Ces avancées sont perceptibles essentiellement dans quatre domaines que sont : la critique de l’idéologie techno-scientifique, connaissance et intérêt, l’agir communicationnel, l’idée démocratique.
Nous allons les voir une à une afin de mieux saisir en quoi Habermas a fait acquérir à la philosophie des avancées conceptuelles « indétrônables ».

Critique de l’idéologie techno-scientifique

Habermas se démarque très vite du pôle que les lumières ont fait jouer à la raison qui l’a détournée de ses objectifs.
En effet à l’origine, les lumières étaient conçues comme une arme de « destruction massive » ou « arme thermonucléaire15 » vis-à-vis des mythes, des légendes, des superstitions.
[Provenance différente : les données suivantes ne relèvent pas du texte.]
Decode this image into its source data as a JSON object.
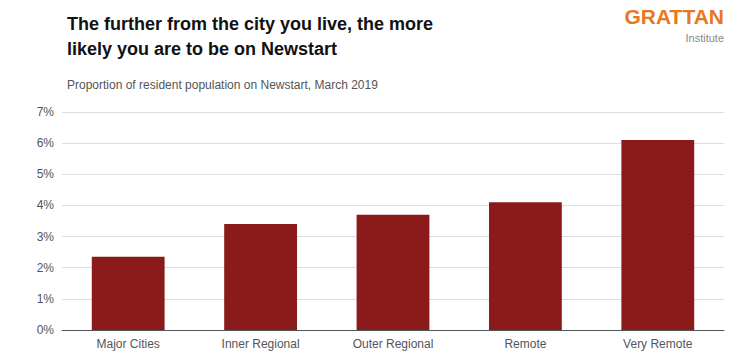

Mais en lieu et place d’un rôle destructeur, les lumières étalèrent vite une volonté de puissance4 et de contrôle de l’humanité qui la menait directement à sa perdition.
Habermas pense alors que les lumières au lieu de soulager l’homme, accentuent ses peines, et ses soucis. Et les décisions, au lieu d’être affaire d’ensemble, sont simplement affaire de supposé spécialiste ou experts. Ce qui corrompt les fondements de la démocratie.
De ce constat, Habermas se propose de démystifier cette légitimation de l’absurde en appelant à un retour à la raison grecque qui instaure par la discussion. La science et la technique en tant que discours de légitimation d’un ordre illégitime sont idéologie. Et c’est cette idéologie techno-scientifique que Habermas dénonce qui a détourné la raison de ses objectifs initiaux.

Connaissance et Intérêt

En vertu de son fameux principe d’infalsifiabilité, Popper avait sa mesure à lui pour instaurer une hiérarchie entre les sciences. Popper considère que la scientificité d’une science se mesure à l’aune de l’exactitude des résultats qu’elle produit. Une science n’est pour lui, science que pour autant qu’elle intègre l’exactitude, la certitude dans les résultats qu’elle produit. Or l’exactitude d’une science, c’est la capacité pour cette science de faire accorder plusieurs « experts » sur ce résultat. Ce qui est exact, c’est ce qui est indiscutable, ce sur quoi il n’y a pas de doute possible. Or les sciences humaines ne sont pas en mesure de satisfaire de telles exigences. Il ne peut avoir accord dans le travail intellectuel que par exemple deux philosophes ou deux historiens ont fourni séparément sur un sujet donné. En vertu de ce handicap, Popper pensait que les sciences humaines ne sont pas scientifiques. C’est, dit quelqu’un, « tout un courant qualifié de néopositivisme [qui] n’accorde le statut de science qu’aux mathématiques et aux sciences de la nature 16».
Deux objections permettront de prendre en charge les limites de Popper dans la considération de la science. D’abord pour Habermas, dans les sciences dites « exactes » peuvent se dissimuler des préoccupations intéressées. L’invention de la géométrie a répondu à des préoccupations de propriété. Il s’agissait de délimiter les propriétés individuelles des uns et des autres et « d’évaluer la superficie des terrains ».
D’autre part, Habermas s’inscrit en faux contre des prétentions fort répandues qui ont fait de la physique le modèle de toute science. Selon lui en effet, rien ne justifie un tel privilège.
De là Habermas concocte une typologie de science qui se chiffre essentiellement à trois.
Ce qu’il appelle les sciences empirico-analytiques qu’il assimile aux sciences de la nature. Elles sont ainsi appelées car elles ont un fondement expérimental, mais elles acquièrent leur configuration originale dans leur formulation de types mathématiques. Du fait qu’elles incitent à la précision, « leur intérêt est d’ordre technique17 ».
Ensuite les sciences historico-herméneutiques que Habermas fait correspondre aux sciences humaines. Ici, c’est « la compréhension du sens qui donne accès au fait 18 ». Ce génie consiste en l’interprétation du sens des intentions et de leur élargissement dans la compréhension intersubjective entre les individus.
Enfin dans les sciences critiques, Habermas met tout ce qui est psychanalyse, critique des idéologies et sa théorie critique. Ces sciences exigent à émanciper en suscitant des réflexes d’autoréflexion et leur intérêt.
Habermas voit donc dans la pensée un esprit d’ouverture à d’autres temps en se passant du sien. La pensée doit sauter par-dessus son temps, son milieu pour se mêler aux affaires du monde. Ainsi, l’acte doit toujours être sous tendu par la connaissance pour se compléter.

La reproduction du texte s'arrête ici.